Today, Rabbi Mendel Marosov, 98, takes a break from studying a scholarly Jewish book to recall those days when his father and brother were taken away. “For many years we did not know what happened to father. The NKVD told us that they cannot divulge any information about his whereabouts,” Morosov told lubavitch.com.“We did not know that he was executed until many years later.”
Morosov’s father Rabbi Elchanon Dov (Chonya) served as the aide of the fifth and sixth Chabad Rebbes, respectively, Rabbi Shalom Dovber and Rabbi Joseph I. Schneersohn. Chonya was an activist for Judaism, working fearlessly under the noses of the Soviets until he was arrested in 1927 together with Rabbi Joseph I. Schneersohn. He remained in prison for three years.
Upon his release he settled in St. Petersburg, then called Leningrad, and resumed his activities, organizing clandestine adult education classes in Jewish studies at night. The NKVD put out a warrant for his arrest and thus his life on the run began. To evade them, he changed his name to Duber Posner and disguised his appearance. But in 1938, at age 61, he was among at least a dozen leaders of the Chabad underground who were arrested, their fate unknown for years.
In 2008, with the family still in the dark, one of Morosov’s great-grandchildren visited the city. He turned for help to Rabbi Ifrah Abramov, an educator in the local Chabad school. Abramov began searching the NKVD archives.
Since then he uncovered thousands of pages of testimony given by the victims during their interrogation. “He came to my home and presented me with the documents,” says the 98-year-old son. “I made one request: if he finds my father’s gravesite, he should erect a tombstone.”
Abramov continued his search. In 2012 he learned that all those rounded up on that spring night in 1938 were summarily executed. They were buried in the Levasovskoj government cemetery. Now the date of their deaths was finally known.
When Abramov came to the cemetery to find out where the group was buried, he was brushed off. He persisted, negotiating an obstacle course of bueraucratic red tape, until, in the spring of 2014, cemetery clerks pulled out old maps and Abramov found the exact location they were buried.

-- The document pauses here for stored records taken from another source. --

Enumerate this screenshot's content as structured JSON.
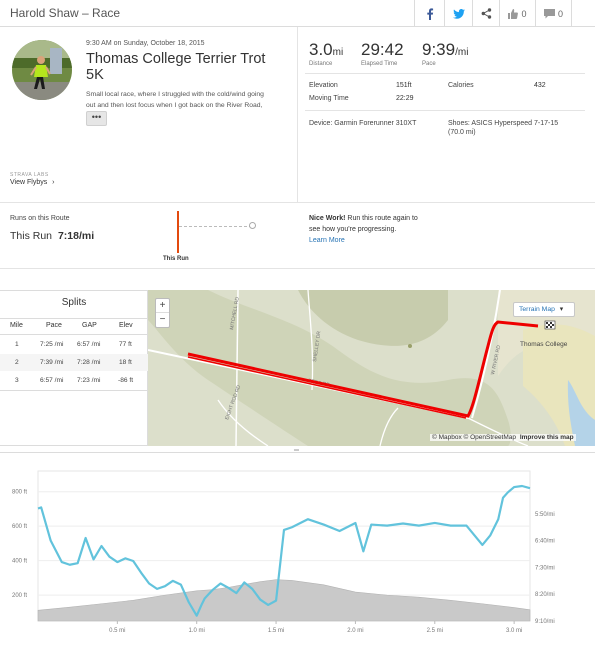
{
  "header": {
    "title": "Harold Shaw – Race",
    "kudos_count": "0",
    "comment_count": "0"
  },
  "activity": {
    "datetime": "9:30 AM on Sunday, October 18, 2015",
    "title_line1": "Thomas College Terrier Trot",
    "title_line2": "5K",
    "description_line1": "Small local race, where I struggled with the cold/wind going",
    "description_line2": "out and then lost focus when I got back on the River Road,",
    "more_label": "•••",
    "labs_label": "STRAVA LABS",
    "flyby_label": "View Flybys",
    "flyby_arrow": "›"
  },
  "stats": {
    "distance_value": "3.0",
    "distance_unit": "mi",
    "distance_label": "Distance",
    "elapsed_value": "29:42",
    "elapsed_label": "Elapsed Time",
    "pace_value": "9:39",
    "pace_unit": "/mi",
    "pace_label": "Pace",
    "elevation_label": "Elevation",
    "elevation_value": "151ft",
    "moving_label": "Moving Time",
    "moving_value": "22:29",
    "calories_label": "Calories",
    "calories_value": "432",
    "device_text": "Device: Garmin Forerunner 310XT",
    "shoes_line1": "Shoes: ASICS Hyperspeed 7-17-15",
    "shoes_line2": "(70.0 mi)"
  },
  "route": {
    "heading": "Runs on this Route",
    "this_run_label": "This Run",
    "this_run_pace": "7:18/mi",
    "marker_label": "This Run",
    "nice_work": "Nice Work!",
    "message_line1": " Run this route again to",
    "message_line2": "see how you're progressing.",
    "learn_more": "Learn More"
  },
  "splits": {
    "title": "Splits",
    "headers": [
      "Mile",
      "Pace",
      "GAP",
      "Elev"
    ],
    "rows": [
      [
        "1",
        "7:25 /mi",
        "6:57 /mi",
        "77 ft"
      ],
      [
        "2",
        "7:39 /mi",
        "7:28 /mi",
        "18 ft"
      ],
      [
        "3",
        "6:57 /mi",
        "7:23 /mi",
        "-86 ft"
      ]
    ]
  },
  "map": {
    "zoom_in": "+",
    "zoom_out": "−",
    "terrain_label": "Terrain Map",
    "terrain_caret": "▾",
    "attribution": "© Mapbox © OpenStreetMap",
    "improve": "Improve this map",
    "place_label": "Thomas College",
    "roads": [
      "MITCHELL RD",
      "SHELLEY DR",
      "EIGHT ROD RD",
      "TEDS RD",
      "W RIVER RD"
    ],
    "route_color": "#ee0000"
  },
  "chart_data": {
    "type": "line",
    "x_ticks": [
      "0.5 mi",
      "1.0 mi",
      "1.5 mi",
      "2.0 mi",
      "2.5 mi",
      "3.0 mi"
    ],
    "y_left_ticks": [
      "200 ft",
      "400 ft",
      "600 ft",
      "800 ft"
    ],
    "y_right_ticks": [
      "9:10/mi",
      "8:20/mi",
      "7:30/mi",
      "6:40/mi",
      "5:50/mi"
    ],
    "xlim": [
      0,
      3.1
    ],
    "ylim_left": [
      50,
      920
    ],
    "ylim_right_sec": [
      550,
      270
    ],
    "series": [
      {
        "kind": "elevation",
        "x": [
          0,
          0.2,
          0.4,
          0.6,
          0.8,
          1.0,
          1.1,
          1.2,
          1.3,
          1.4,
          1.5,
          1.6,
          1.8,
          2.0,
          2.2,
          2.4,
          2.6,
          2.8,
          3.0,
          3.1
        ],
        "y": [
          112,
          130,
          150,
          170,
          200,
          225,
          232,
          245,
          262,
          278,
          290,
          285,
          260,
          218,
          200,
          188,
          170,
          150,
          128,
          115
        ]
      },
      {
        "kind": "pace",
        "x": [
          0,
          0.02,
          0.08,
          0.15,
          0.2,
          0.25,
          0.3,
          0.35,
          0.4,
          0.45,
          0.5,
          0.55,
          0.6,
          0.65,
          0.7,
          0.75,
          0.8,
          0.85,
          0.9,
          0.95,
          1.0,
          1.03,
          1.05,
          1.1,
          1.15,
          1.2,
          1.25,
          1.3,
          1.35,
          1.4,
          1.45,
          1.5,
          1.55,
          1.6,
          1.7,
          1.8,
          1.9,
          2.0,
          2.05,
          2.1,
          2.2,
          2.3,
          2.4,
          2.5,
          2.6,
          2.7,
          2.8,
          2.85,
          2.9,
          2.93,
          2.96,
          3.0,
          3.05,
          3.1
        ],
        "y": [
          340,
          338,
          400,
          440,
          445,
          442,
          395,
          435,
          410,
          430,
          440,
          433,
          438,
          460,
          480,
          490,
          485,
          475,
          482,
          515,
          540,
          520,
          508,
          492,
          480,
          488,
          498,
          478,
          490,
          510,
          520,
          512,
          380,
          375,
          360,
          370,
          382,
          367,
          420,
          370,
          372,
          368,
          372,
          367,
          372,
          372,
          408,
          390,
          360,
          320,
          310,
          300,
          298,
          302
        ]
      }
    ]
  }
}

Recently, permission was granted to erect a marker on the site, a development late in coming for the nonagenarian rabbi who has difficulty getting around inside his home.
“I myself can’t travel to the cemetery. But at least now my family can go and pay their respects. There is finally a matzevah, [tombstone] and for this I am grateful.”
The marker includes the names of the other activists who were killed and buried there that night: Rabbis Pinchus Althaus, Shmuel Nemotin, Yitzchok Raskin, Meir Friedman, Yehshayahu Gold, Dovber Koznitzov, Feivish Esterin, Shaul Katzenelenbogen, Yaakov Golobchik and Elchonon Epstein.